What disgusts me most about this attack is that it comes from a fine Union, one that I worked for under the great Jack Jones. He would not have dreamt of making such squalid attacks on charities. Shame on you Mr Woodley.

Hugely disgruntled I returned to my Roast Beef only to discover the boss of Goldman Sachs telling us he is doing "God's purpose". John Low, my former Chair, speaking at our recent conference said we need to avoid " bank bashing". To an extent he is right. We need banks to return to profitability and contribute to a growth economy. But the problem is they are just often so unrepentant at past bad practise it is difficult not to have a go.

The boss of Goldman Sachs is probably a better financier than he is a theologian. He is clearly a little hazy about his Gospels. Especially the story of Christ turning the money changers out of the Temple or when he declared it will be harder for a rich man to enter Heaven than for a camel to get through the eye of a needle. And saying that the meek and poor will inherit the earth.

But I have a deal for the British Bankers Association. I will desist from attacking bankers if they agree to "tithe" their bonuses. Francis Maude MP told our conference last week that Victorians would regularly tithe 10% of their wealth to charity. This is a biblical practise. So if Goldman Sachs and others agree that 10% of their wealth goes to charity they may well indeed be doing God's purpose. The facts however point in a different direction. With honourable exceptions many rich people's giving is meagre. Indeed the poor give a higher proportion of their salary to charity than do the rich.

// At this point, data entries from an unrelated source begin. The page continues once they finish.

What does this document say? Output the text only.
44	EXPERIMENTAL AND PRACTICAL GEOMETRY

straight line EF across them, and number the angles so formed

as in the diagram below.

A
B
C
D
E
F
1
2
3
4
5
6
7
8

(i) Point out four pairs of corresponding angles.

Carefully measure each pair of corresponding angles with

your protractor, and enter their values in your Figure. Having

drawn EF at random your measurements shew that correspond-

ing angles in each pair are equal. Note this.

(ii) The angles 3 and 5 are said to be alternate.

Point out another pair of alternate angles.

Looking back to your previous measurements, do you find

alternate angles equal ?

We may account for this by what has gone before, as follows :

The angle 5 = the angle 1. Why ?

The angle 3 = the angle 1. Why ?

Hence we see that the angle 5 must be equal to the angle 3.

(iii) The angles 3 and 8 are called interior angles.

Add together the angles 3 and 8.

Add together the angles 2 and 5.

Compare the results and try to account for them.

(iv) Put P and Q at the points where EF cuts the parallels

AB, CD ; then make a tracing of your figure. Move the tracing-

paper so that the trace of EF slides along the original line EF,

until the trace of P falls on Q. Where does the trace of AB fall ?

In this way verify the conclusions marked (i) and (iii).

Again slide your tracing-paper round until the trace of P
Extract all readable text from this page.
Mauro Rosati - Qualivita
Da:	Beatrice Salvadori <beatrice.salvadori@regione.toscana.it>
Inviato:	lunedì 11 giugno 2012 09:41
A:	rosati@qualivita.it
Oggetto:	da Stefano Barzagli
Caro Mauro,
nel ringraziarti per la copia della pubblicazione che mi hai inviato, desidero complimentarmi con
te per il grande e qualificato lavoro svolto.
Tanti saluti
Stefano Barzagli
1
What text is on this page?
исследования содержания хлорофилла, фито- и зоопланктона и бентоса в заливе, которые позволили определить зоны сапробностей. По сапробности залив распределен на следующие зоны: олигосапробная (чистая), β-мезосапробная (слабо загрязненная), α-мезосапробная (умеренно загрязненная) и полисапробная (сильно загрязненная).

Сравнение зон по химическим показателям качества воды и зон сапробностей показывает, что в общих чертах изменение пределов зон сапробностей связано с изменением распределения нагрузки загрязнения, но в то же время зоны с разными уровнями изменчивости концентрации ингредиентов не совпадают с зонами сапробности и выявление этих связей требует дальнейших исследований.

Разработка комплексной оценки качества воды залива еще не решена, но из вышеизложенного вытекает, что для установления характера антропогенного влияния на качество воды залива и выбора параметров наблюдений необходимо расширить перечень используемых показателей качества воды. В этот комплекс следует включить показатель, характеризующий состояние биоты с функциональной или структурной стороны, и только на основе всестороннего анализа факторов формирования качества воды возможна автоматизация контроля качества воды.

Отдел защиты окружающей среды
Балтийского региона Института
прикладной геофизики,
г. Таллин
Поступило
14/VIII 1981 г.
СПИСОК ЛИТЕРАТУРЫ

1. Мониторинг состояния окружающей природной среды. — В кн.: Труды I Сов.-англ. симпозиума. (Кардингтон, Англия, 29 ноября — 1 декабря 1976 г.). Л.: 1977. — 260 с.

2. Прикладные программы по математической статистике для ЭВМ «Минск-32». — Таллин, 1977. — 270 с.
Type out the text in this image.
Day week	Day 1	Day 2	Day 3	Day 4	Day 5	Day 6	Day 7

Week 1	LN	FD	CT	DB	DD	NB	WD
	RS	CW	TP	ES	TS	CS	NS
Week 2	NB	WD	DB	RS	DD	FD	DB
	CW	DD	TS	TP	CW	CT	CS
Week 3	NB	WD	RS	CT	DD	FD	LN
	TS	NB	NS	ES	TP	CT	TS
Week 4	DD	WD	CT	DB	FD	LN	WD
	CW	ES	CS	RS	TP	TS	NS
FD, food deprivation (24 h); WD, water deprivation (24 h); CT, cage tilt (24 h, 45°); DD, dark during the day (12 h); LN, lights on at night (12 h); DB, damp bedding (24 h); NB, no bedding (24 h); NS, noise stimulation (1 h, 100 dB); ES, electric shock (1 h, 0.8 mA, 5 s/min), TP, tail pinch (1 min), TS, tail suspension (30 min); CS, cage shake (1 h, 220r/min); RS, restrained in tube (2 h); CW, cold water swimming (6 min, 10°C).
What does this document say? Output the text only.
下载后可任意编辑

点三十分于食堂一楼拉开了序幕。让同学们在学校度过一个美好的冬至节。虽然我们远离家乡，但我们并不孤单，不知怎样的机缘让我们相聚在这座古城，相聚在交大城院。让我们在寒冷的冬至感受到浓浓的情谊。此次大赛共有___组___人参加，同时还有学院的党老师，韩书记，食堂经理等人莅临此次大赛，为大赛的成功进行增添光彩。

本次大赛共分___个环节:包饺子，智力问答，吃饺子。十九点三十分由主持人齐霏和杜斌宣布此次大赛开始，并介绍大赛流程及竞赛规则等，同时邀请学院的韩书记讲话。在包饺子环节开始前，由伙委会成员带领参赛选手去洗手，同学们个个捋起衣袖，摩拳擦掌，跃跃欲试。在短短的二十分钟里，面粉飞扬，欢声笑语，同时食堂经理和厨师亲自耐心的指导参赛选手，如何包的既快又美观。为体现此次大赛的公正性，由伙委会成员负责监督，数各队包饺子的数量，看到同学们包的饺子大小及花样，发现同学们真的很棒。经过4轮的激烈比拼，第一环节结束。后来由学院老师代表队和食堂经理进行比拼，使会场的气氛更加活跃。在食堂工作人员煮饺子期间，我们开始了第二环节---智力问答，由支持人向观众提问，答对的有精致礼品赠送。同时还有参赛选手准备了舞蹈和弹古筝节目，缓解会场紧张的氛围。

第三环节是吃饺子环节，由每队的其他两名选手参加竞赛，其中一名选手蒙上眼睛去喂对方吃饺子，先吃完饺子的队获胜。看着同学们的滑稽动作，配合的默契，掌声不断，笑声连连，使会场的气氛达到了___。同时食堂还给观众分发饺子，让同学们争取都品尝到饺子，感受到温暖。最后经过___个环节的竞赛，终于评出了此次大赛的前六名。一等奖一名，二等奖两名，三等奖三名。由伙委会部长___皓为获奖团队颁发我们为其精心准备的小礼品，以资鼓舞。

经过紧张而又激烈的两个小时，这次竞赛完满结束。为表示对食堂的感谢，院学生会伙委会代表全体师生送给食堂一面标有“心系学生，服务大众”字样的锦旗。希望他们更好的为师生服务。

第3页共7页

I look forward to all this changing. Angela Knight- time for you to tell your members to tithe.

2 comments:

BritishBankers said...

British Bankers' Association here. Oh by all means keep on attacking us. But surely you cannot deny the banks contribute actively and generously to the voluntary sector.

The March 2009 ‘Guide to UK Company Giving’, published by the Directory for Social Change, showed that Barclays, Lloyds and HSBC were the largest corporate charitable donors in the country in 2007/08.

And although we have no idea what the 429,000 people working for the UK's banks spend their money on, we do know the banks were enthusiatic early adopters of give as you earn schemes.

One further thought. The UK's banks have given several successive undertakings now not to return to the bonus culture of the past. It isn't at all clear there will be any bonuses to tithe.

Stephen Bubb said...

It is a very fair comment to make on the suport that banks make to charities . I acknowledge that . Indeed RBS are strong backers of acevo , as i commented recently after my breakfast with the great Hugh Biddel. So it
would be churlish of me to refer to the rather crude attempts by Llyods in Scotland to change the terms of their endowmnets to their Foundation in a very negative way , an attempt rightly rebuffed by the Foundation!
Lets see what happens on bonuses . It might help your case if you did not try to defend them in the way they have been used before and stopped all that nonsense about if we take money away in tax or stop bonuses then all those wonderful top people ( ie the ones who got us into this problem) will flee our shores . Always a doddgy argument at the best of times , and now simplt absurd.
And perhaps there is an opportunity for you to show support for our sector by ensuring the unclaimed assets are handed over and you supprot a Community Reinvestment Act . Now that would be progress!
And when is Angela going to come and speak to our members?